Le député PS Christian Paul se réjouit de l’année 2014 de la "fronde" et s’estime plus moderne que Manuel Valls

Publié à 12h49, le 29 décembre 2014 , Modifié à 12h53, le 29 décembre 2014

Le député PS Christian Paul se réjouit de l’année 2014 de la "fronde" et s’estime plus moderne que Manuel Valls
Christian Paul. © ERIC FEFERBERG / AFP

C’est un exercice périlleux d’autosatisfaction auquel s’est livré Christian Paul. Figure de la fronde qui a monopolisé une partie de l’attention au sein des députés socialistes en 2014, le député PS de la Nièvre fait le bilan de l’année écoulée dans une interview au Journal du Centre. Et se réjouit particulièrement de l’action menée par ces rebelles du PS qui souhaitent faire évoluer la politique économique du gouvernement.

"On a réussi quelque chose d’assez rare en politique", se gargarise-t-il tout d’abord, avant d’énumérer :

Travailler en groupe, ne pas être dans une compétition de personnalités. Nous nous sommes trouvés d'emblée à parler la même langue, à nous retrouver autour de ces mots de Tocqueville : "je crois qu'il y a des résistances honnêtes et des rébellions légitimes." Ce mouvement d'émancipation parlementaire s'est construit avec beaucoup de travail collectif.

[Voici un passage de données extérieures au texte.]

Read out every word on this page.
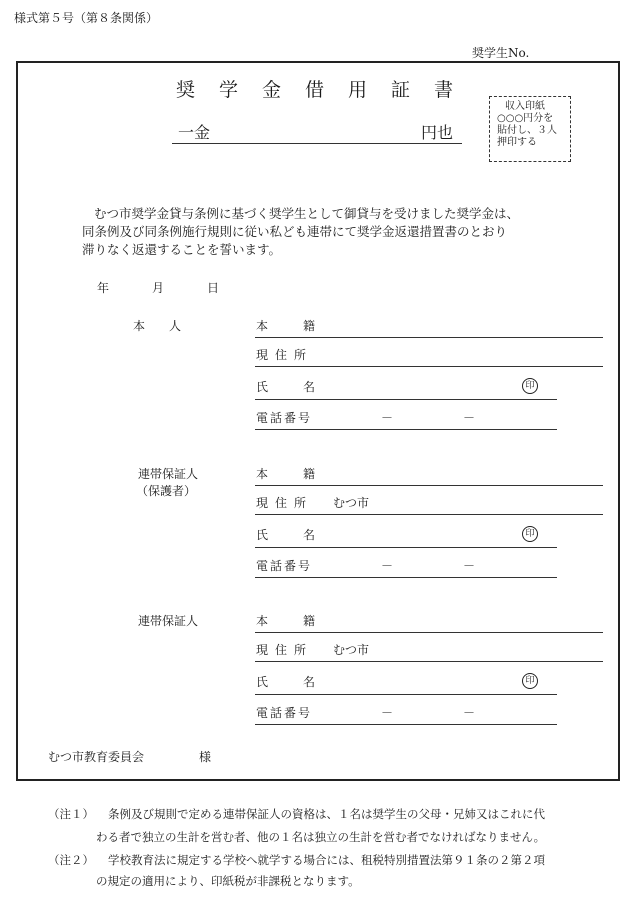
様式第５号（第８条関係）
奨学生No.
奨 学 金 借 用 証 書
一金	円也
収入印紙
○○○円分を
貼付し、３人
押印する
むつ市奨学金貸与条例に基づく奨学生として御貸与を受けました奨学金は、
同条例及び同条例施行規則に従い私ども連帯にて奨学金返還措置書のとおり
滞りなく返還することを誓います。
年	月	日
本　　人	本	籍
現住所
氏	名	印
電話番号	－	－
連帯保証人
（保護者）
本	籍
現住所 むつ市
氏	名	印
電話番号	－	－
連帯保証人	本	籍
現住所 むつ市
氏	名	印
電話番号	－	－
むつ市教育委員会	様
（注１） 条例及び規則で定める連帯保証人の資格は、１名は奨学生の父母・兄姉又はこれに代
わる者で独立の生計を営む者、他の１名は独立の生計を営む者でなければなりません。
（注２） 学校教育法に規定する学校へ就学する場合には、租税特別措置法第９１条の２第２項
の規定の適用により、印紙税が非課税となります。
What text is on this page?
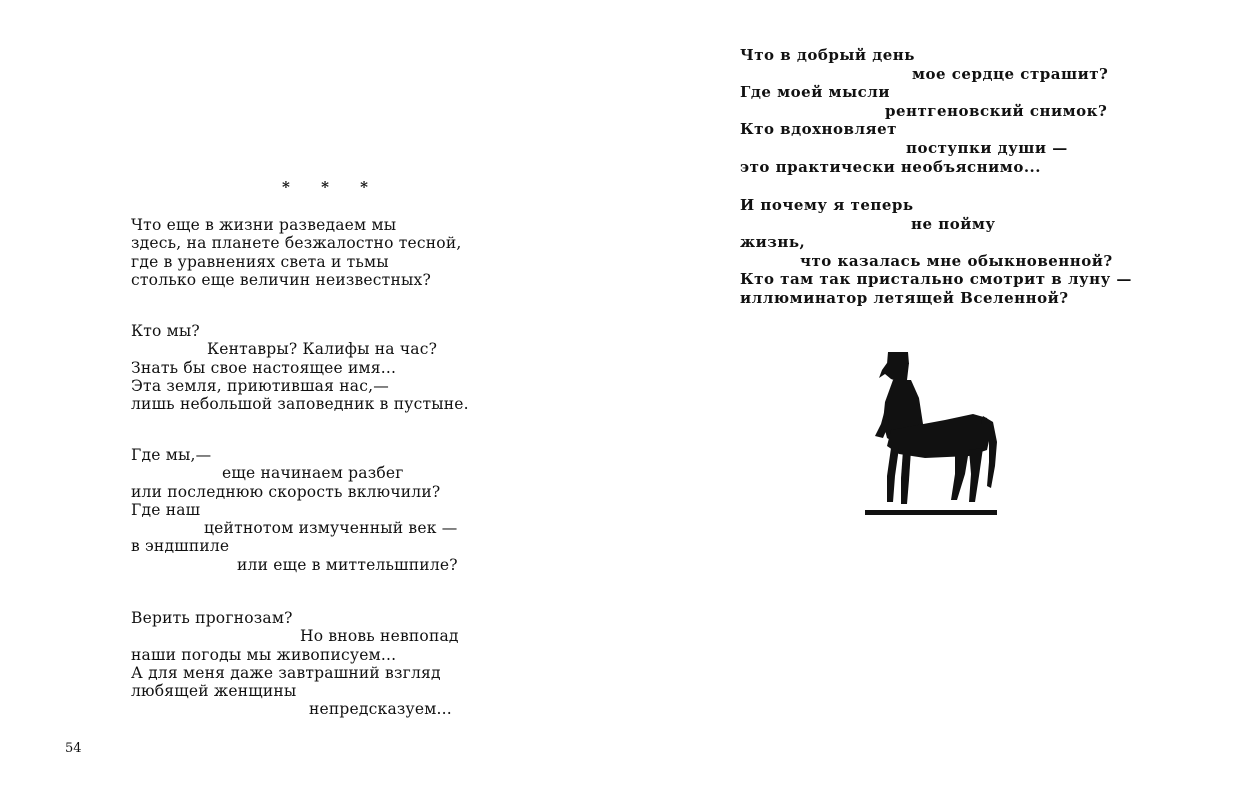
* * *
Что еще в жизни разведаем мы
здесь, на планете безжалостно тесной,
где в уравнениях света и тьмы
столько еще величин неизвестных?
Кто мы?
Кентавры? Калифы на час?
Знать бы свое настоящее имя...
Эта земля, приютившая нас,—
лишь небольшой заповедник в пустыне.
Где мы,—
еще начинаем разбег
или последнюю скорость включили?
Где наш
цейтнотом измученный век —
в эндшпиле
или еще в миттельшпиле?
Верить прогнозам?
Но вновь невпопад
наши погоды мы живописуем...
А для меня даже завтрашний взгляд
любящей женщины
непредсказуем...
54
Что в добрый день
мое сердце страшит?
Где моей мысли
рентгеновский снимок?
Кто вдохновляет
поступки души —
это практически необъяснимо...
И почему я теперь
не пойму
жизнь,
что казалась мне обыкновенной?
Кто там так пристально смотрит в луну —
иллюминатор летящей Вселенной?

Ce proche de Martine Aubry, qui jure ses grands dieux qu’il n’y a aucune préméditation par rapport au prochain congrès du PS, en juin 2015, annonce également quel sera le prochain combat de cette troupe de "frondeurs" : la loi Macron (loi sur laquelle le Lab a publié l'argumentaire des députés socialistes). Une loi qui divise d’ores et déjà la majorité, notamment à propos de la généralisation du travail du dimanche.

"En ce moment, nous travaillons à une contre-proposition à la loi Macron, qui n’est pas à la hauteur des défis économiques", lâche ce spécialiste du numérique. Il ajoute :

En janvier, nous présenterons des propositions plus audacieuses. Plus ambitieuses.

Les frondeurs se veulent donc "plus audacieux" et "plus ambitieux" que le gouvernement Valls. L’occasion pour Christian Paul d’établir ce qu’il reproche au Premier ministre : ne pas être assez réformateur. Ce qui est pourtant, dans la communication de Manuel Valls, l’une de ses marques de fabrique. Pourtant, Christian Paul affirme :

Parce que ce que nous reprochons d'abord à Manuel Valls, c'est de ne pas faire les vraies réformes. Un de mes regrets, c’est que son énergie ne soit pas mise au service de causes justes.

Dans la continuité de la bataille idéologique qui cristallise le Parti socialiste (et initiée par Manuel Valls qui persiste dans une interview à El Mundo) entre une gauche "passéiste" et une gauche "moderne", Christian Paul, qui dit ne pas vouloir rentrer dans ce débat, explique pourtant qu’il est, "sur beaucoup de sujets, (…) aussi moderne, voire davantage, que Manuel Valls".

Au PS, c’est un peu le jeu de "plus moderne que moi, tu meurs".